Quantities above are a guide only. *Percentage daily energy intake is based on an average adult diet of 8700 kJ.

Description

Try your hand at this simnel cake recipe. This classic fruit cake is loaded with decadent marzipan and is a favourite pre-Easter treat in the UK.

Method

Step 1 of 5

Preheat oven to 150°C/130°C fan-forced. Lightly grease a 20cm (5cm deep) round cake pan and line base and side with baking paper, extending paper 5cm above edge.

Step 2 of 5

Lightly dust a clean surface with icing sugar, then roll out one-third of the marzipan to a 5mm-thick 19cm circle. Set aside.

Step 3 of 5

Using an electric mixer, beat butter and sugar in a large bowl until well combined.
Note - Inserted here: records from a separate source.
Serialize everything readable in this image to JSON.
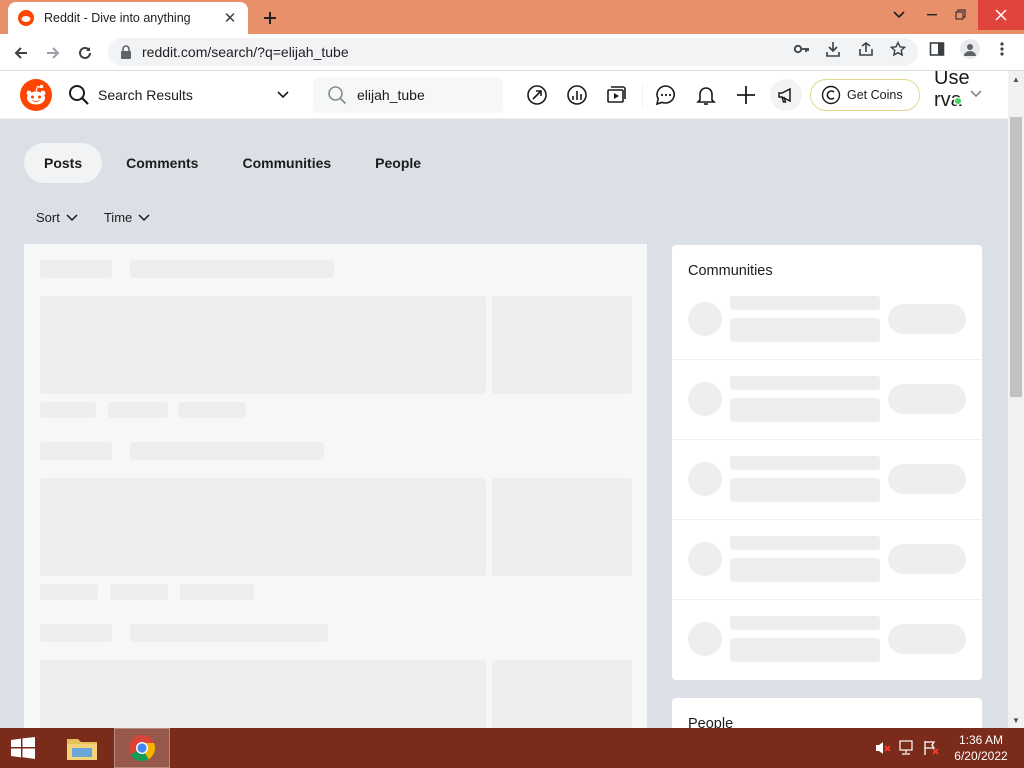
{
  "browser": {
    "tab_title": "Reddit - Dive into anything",
    "url": "reddit.com/search/?q=elijah_tube",
    "tab_close": "✕",
    "newtab_icon": "plus-icon"
  },
  "header": {
    "feed_label": "Search Results",
    "search_value": "elijah_tube",
    "coins_label": "Get Coins",
    "user_name": "Use rva"
  },
  "search_tabs": [
    {
      "label": "Posts",
      "active": true
    },
    {
      "label": "Comments",
      "active": false
    },
    {
      "label": "Communities",
      "active": false
    },
    {
      "label": "People",
      "active": false
    }
  ],
  "filters": {
    "sort_label": "Sort",
    "time_label": "Time"
  },
  "sidebar": {
    "communities_title": "Communities",
    "people_title": "People"
  },
  "taskbar": {
    "time": "1:36 AM",
    "date": "6/20/2022"
  },
  "colors": {
    "reddit_orange": "#ff4500",
    "tab_strip": "#e8906a",
    "taskbar": "#7a2b1a",
    "page_bg": "#dae0e6"
  }
}
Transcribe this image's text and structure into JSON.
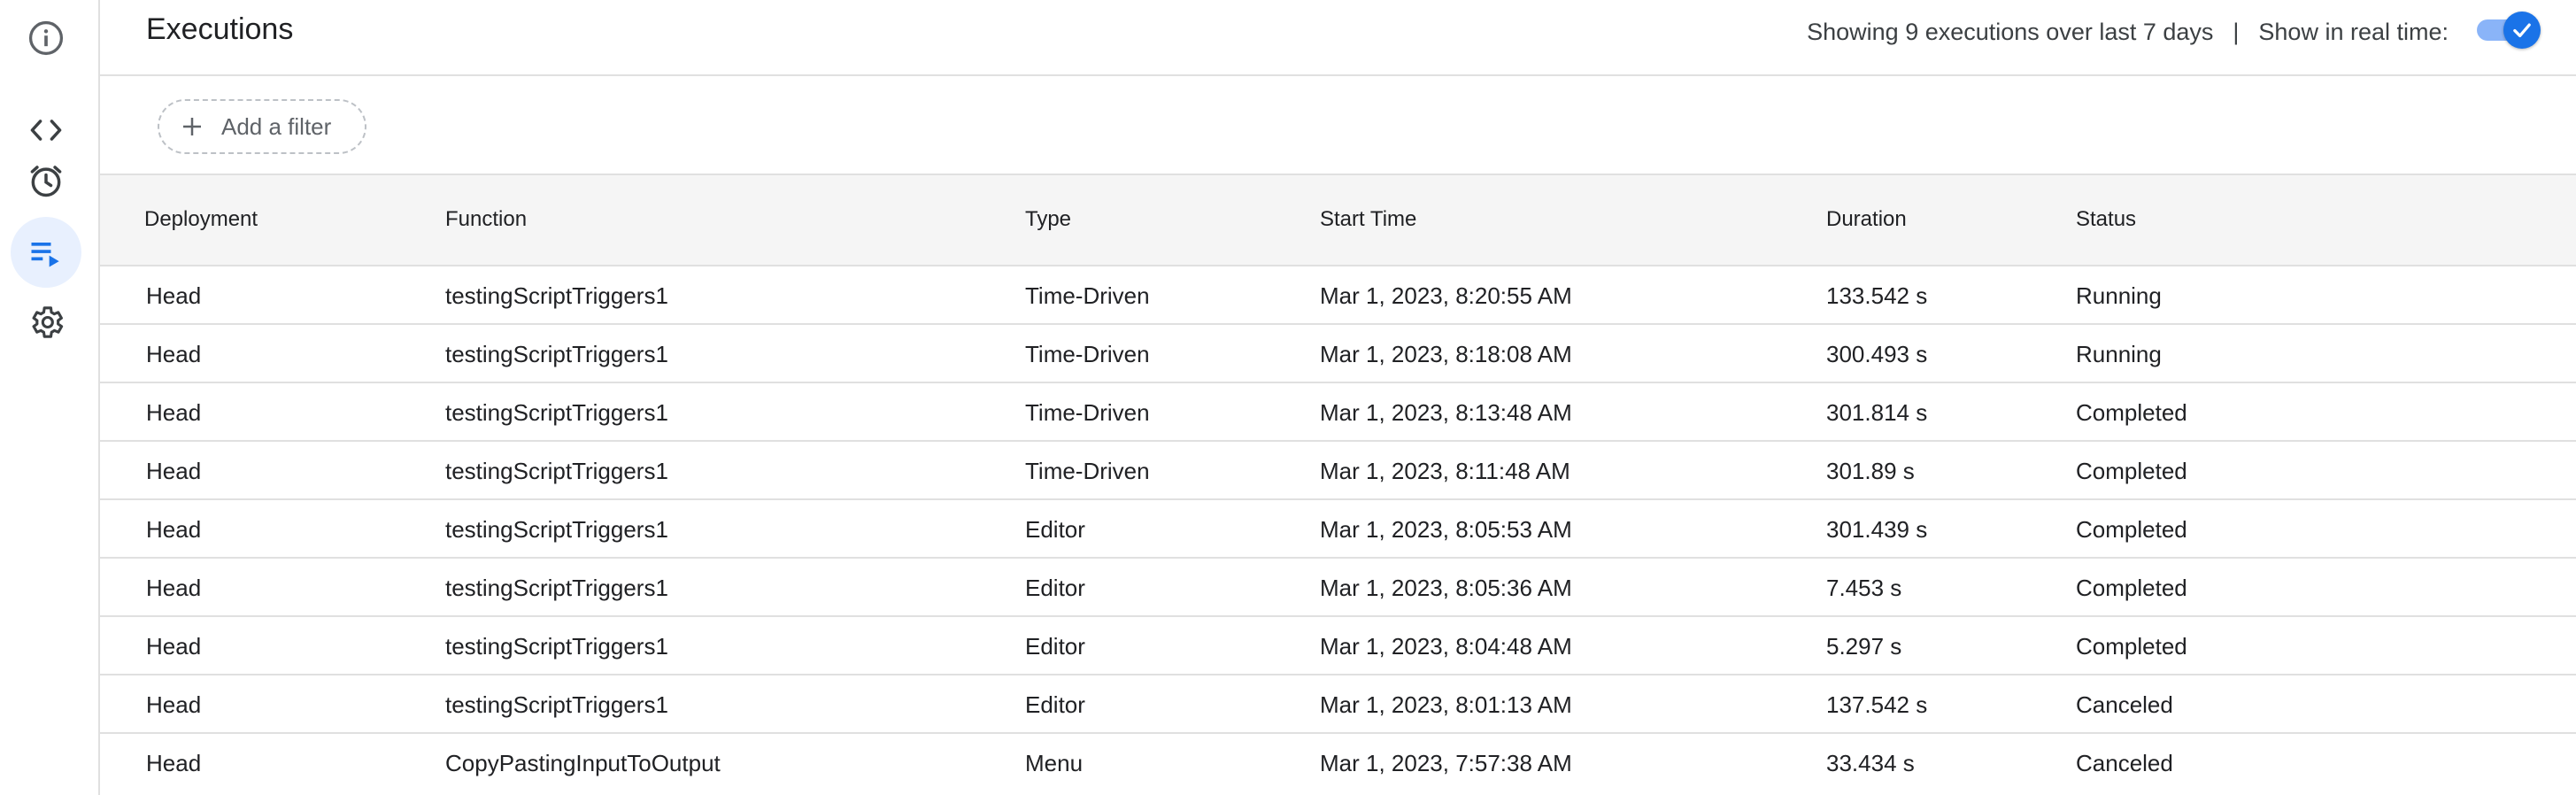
{
  "header": {
    "title": "Executions",
    "summary": "Showing 9 executions over last 7 days",
    "separator": "|",
    "realtime_label": "Show in real time:",
    "realtime_enabled": true
  },
  "filter": {
    "add_label": "Add a filter"
  },
  "nav": {
    "items": [
      {
        "name": "overview",
        "icon": "info-icon"
      },
      {
        "name": "editor",
        "icon": "code-icon"
      },
      {
        "name": "triggers",
        "icon": "alarm-clock-icon"
      },
      {
        "name": "executions",
        "icon": "executions-list-icon",
        "active": true
      },
      {
        "name": "settings",
        "icon": "gear-icon"
      }
    ]
  },
  "table": {
    "columns": [
      "Deployment",
      "Function",
      "Type",
      "Start Time",
      "Duration",
      "Status"
    ],
    "rows": [
      {
        "deployment": "Head",
        "function": "testingScriptTriggers1",
        "type": "Time-Driven",
        "start": "Mar 1, 2023, 8:20:55 AM",
        "duration": "133.542 s",
        "status": "Running"
      },
      {
        "deployment": "Head",
        "function": "testingScriptTriggers1",
        "type": "Time-Driven",
        "start": "Mar 1, 2023, 8:18:08 AM",
        "duration": "300.493 s",
        "status": "Running"
      },
      {
        "deployment": "Head",
        "function": "testingScriptTriggers1",
        "type": "Time-Driven",
        "start": "Mar 1, 2023, 8:13:48 AM",
        "duration": "301.814 s",
        "status": "Completed"
      },
      {
        "deployment": "Head",
        "function": "testingScriptTriggers1",
        "type": "Time-Driven",
        "start": "Mar 1, 2023, 8:11:48 AM",
        "duration": "301.89 s",
        "status": "Completed"
      },
      {
        "deployment": "Head",
        "function": "testingScriptTriggers1",
        "type": "Editor",
        "start": "Mar 1, 2023, 8:05:53 AM",
        "duration": "301.439 s",
        "status": "Completed"
      },
      {
        "deployment": "Head",
        "function": "testingScriptTriggers1",
        "type": "Editor",
        "start": "Mar 1, 2023, 8:05:36 AM",
        "duration": "7.453 s",
        "status": "Completed"
      },
      {
        "deployment": "Head",
        "function": "testingScriptTriggers1",
        "type": "Editor",
        "start": "Mar 1, 2023, 8:04:48 AM",
        "duration": "5.297 s",
        "status": "Completed"
      },
      {
        "deployment": "Head",
        "function": "testingScriptTriggers1",
        "type": "Editor",
        "start": "Mar 1, 2023, 8:01:13 AM",
        "duration": "137.542 s",
        "status": "Canceled"
      },
      {
        "deployment": "Head",
        "function": "CopyPastingInputToOutput",
        "type": "Menu",
        "start": "Mar 1, 2023, 7:57:38 AM",
        "duration": "33.434 s",
        "status": "Canceled"
      }
    ]
  },
  "colors": {
    "accent": "#1a73e8",
    "active_nav_bg": "#e8f0fe",
    "header_bg": "#f5f5f5",
    "divider": "#e0e0e0"
  }
}
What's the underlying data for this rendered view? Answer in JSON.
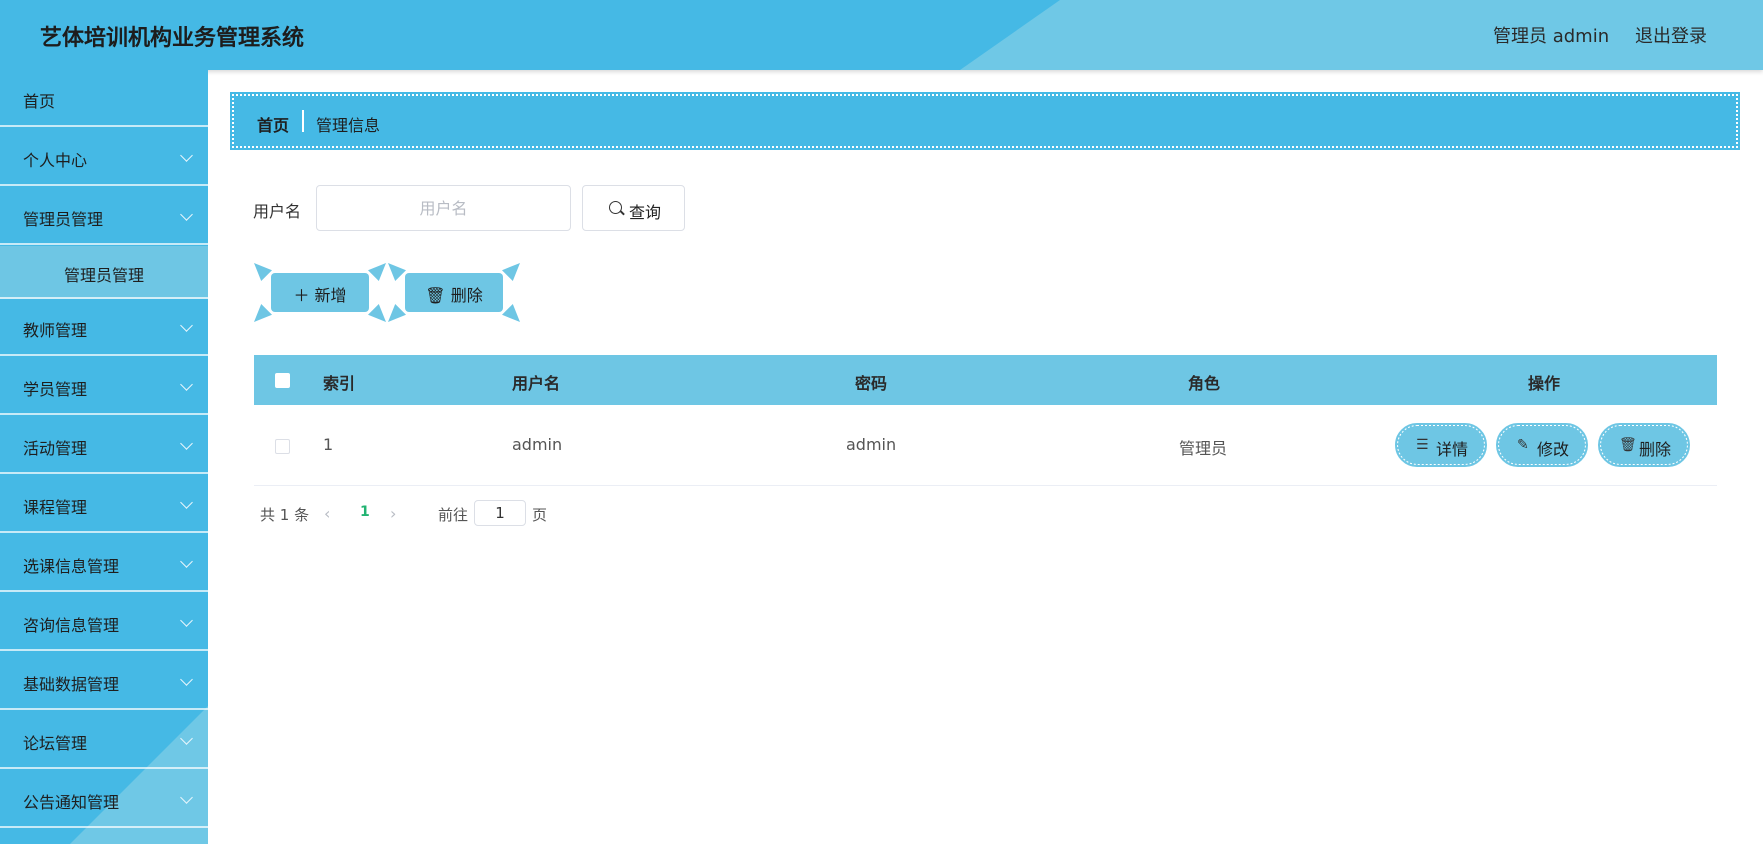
{
  "header": {
    "title": "艺体培训机构业务管理系统",
    "user": "管理员 admin",
    "logout": "退出登录"
  },
  "sidebar": {
    "items": [
      {
        "label": "首页"
      },
      {
        "label": "个人中心"
      },
      {
        "label": "管理员管理"
      },
      {
        "label": "管理员管理"
      },
      {
        "label": "教师管理"
      },
      {
        "label": "学员管理"
      },
      {
        "label": "活动管理"
      },
      {
        "label": "课程管理"
      },
      {
        "label": "选课信息管理"
      },
      {
        "label": "咨询信息管理"
      },
      {
        "label": "基础数据管理"
      },
      {
        "label": "论坛管理"
      },
      {
        "label": "公告通知管理"
      }
    ]
  },
  "breadcrumb": {
    "home": "首页",
    "current": "管理信息"
  },
  "search": {
    "label": "用户名",
    "placeholder": "用户名",
    "value": "",
    "button": "查询"
  },
  "actions": {
    "add": "新增",
    "delete": "删除"
  },
  "table": {
    "headers": {
      "index": "索引",
      "username": "用户名",
      "password": "密码",
      "role": "角色",
      "ops": "操作"
    },
    "rows": [
      {
        "index": "1",
        "username": "admin",
        "password": "admin",
        "role": "管理员"
      }
    ],
    "row_buttons": {
      "detail": "详情",
      "edit": "修改",
      "delete": "删除"
    }
  },
  "pagination": {
    "total": "共 1 条",
    "current_page": "1",
    "goto": "前往",
    "goto_value": "1",
    "page_suffix": "页"
  },
  "colors": {
    "primary": "#45b9e5",
    "light": "#6ec6e4",
    "active_page": "#22b372"
  }
}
Add 4 eggs and lemon and orange zest, then beat until well combined. Add flour and cinnamon, then beat until just combined. Stir in sultanas, currants and cherries. Spoon half the mixture into pan and level surface. Cover with marzipan circle, then top with remaining mixture and level top. Bake for 2 hours 15 minutes or until cake is well risen and firm to the touch. Cool in pan for 10 minutes before turning out on a wire rack to cool completely.

Step 4 of 5

Place jam in a microwave-safe bowl. Microwave on medium for 40 seconds or until runny. Brush top of cake. Roll out half of the remaining marzipan to a 20cm circle. Place on top of cake and press firmly, then use fingers to crimp edges to decorate.

Step 5 of 5

Mark marzipan in a criss-cross pattern with the back of a knife. Roll remaining marzipan into 11 balls. Lightly beat remaining egg in a small bowl. Brush marzipan layer with egg. Place marzipan balls around edge of cake, then brush with egg. Using a blowtorch (see Tip), brown top of cake and marzipan balls. Serve.